Pipe-Delimited Flat Files Instructions

Overview

Pipe-delimited flat files are text files that contain AACT data in a format where fields are separated by the pipe character ("|"). These files are designed for users who cannot connect to the live PostgreSQL database or who prefer working with conventional text-based formats. The flat files can also be used to populate non-PostgreSQL databases or for analysis with statistical software like R, SAS, or SPSS.

The AACT system provides access to the 30 most recent daily snapshots along with permanent monthly archives that are created on the first day of each month. This ensures you have both current data and historical reference points.

General Information About Flat Files

File Structure: Each flat file corresponds to a single table in the AACT database schema. For example, the studies.txt file contains all data from the studies table in the database. To understand how these tables relate to each other, refer to the schema diagram. These relationships are essential for correctly joining data across multiple files.

File Format: The files use UTF-8 encoding with pipe characters ("|") separating each field. Consecutive pipes indicate a null or missing value. Each record ends with a line feed (LF) character.

Header Row: The first row of each file contains the column names, which match the field names in the database. The order of these names corresponds to the order of data in each row.

Data Format: Fields are typically not enclosed in quotes. However, text fields may contain embedded quotes (single or double) as part of their content.

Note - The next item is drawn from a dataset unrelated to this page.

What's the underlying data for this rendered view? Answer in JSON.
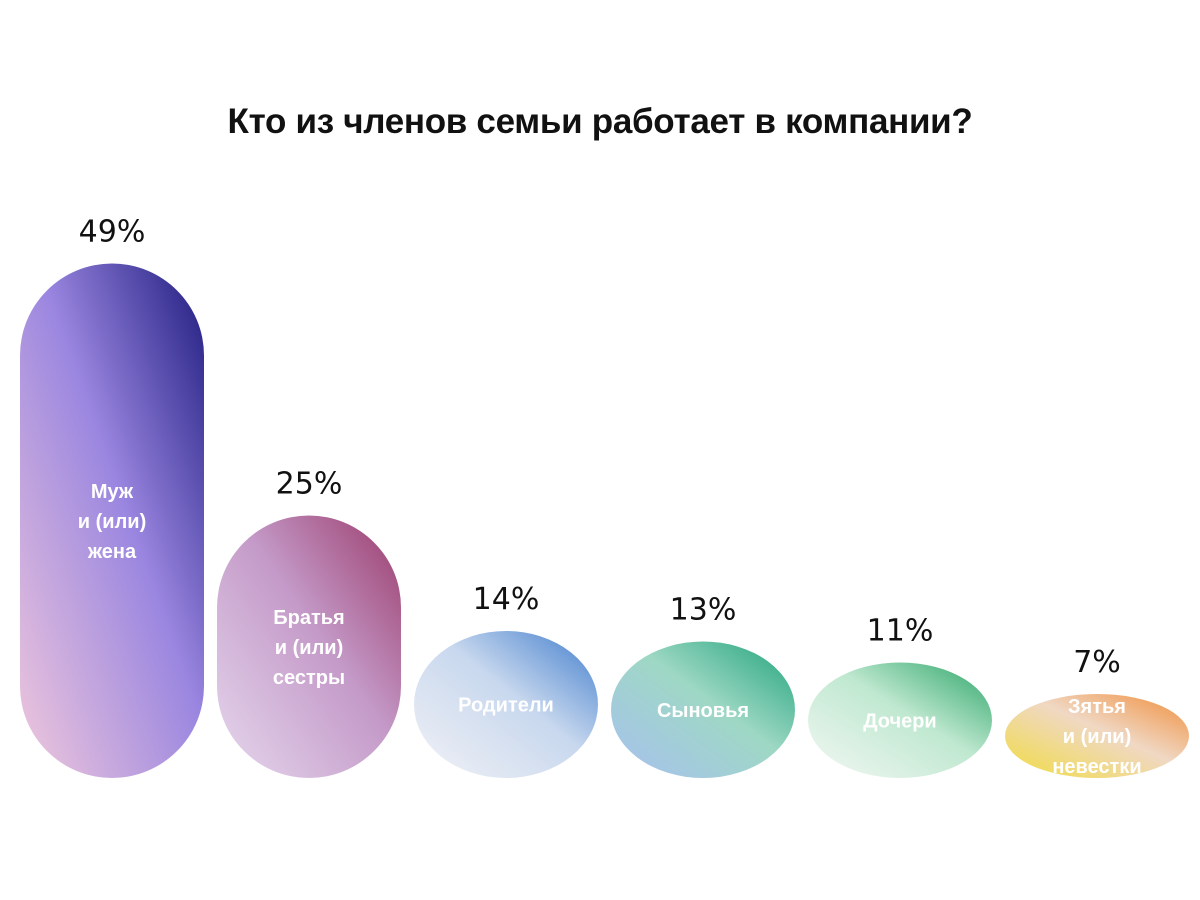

Modifications to Source Content: In rare cases, the actual content of the study data contains an embedded pipe character ("|"). To prevent software from interpreting the embedded pipe as a delimiter, the entire string containing the pipe has been enclosed in double quotes. Additionally, line feed and paragraph break characters within fields have been removed to maintain record integrity.

Using the Flat Files

1

Download Snapshot File

Choose between the current snapshot on the Downloads page or explore past archives if you need older data.

2

Extract Contents of Zip File

After downloading, locate the ZIP file in your system’s Downloads folder. Unzip into a folder of your choice. When extraction completes, you will find a set of pipe‑delimited text files named after their corresponding database tables (for example, studies.txt, interventions.txt, etc.). Use these files directly with your analysis tools.

3

Access Content with Your Analysis Tool

The flat files can be read with many software tools. Statistical analysis packages are particularly well-suited for working with these files.

The most common tools for analyzing AACT flat files are R (a free, open-source statistical package) and SAS (widely used in clinical research). To learn how to import and analyze your data, see our detailed R instructions or SAS instructions.

Other analysis tools like Python (pandas), SPSS, and STATA also have functions for importing pipe-delimited files. When importing, always specify the pipe character ("|") as the delimiter and indicate that the first row contains header information.

Note about Excel: While it's possible to open these files in Excel (by specifying the pipe character as delimiter during import), this is not recommended for AACT data files. Many of the files exceed Excel's row limits, and Excel may not properly handle all special cases in the data.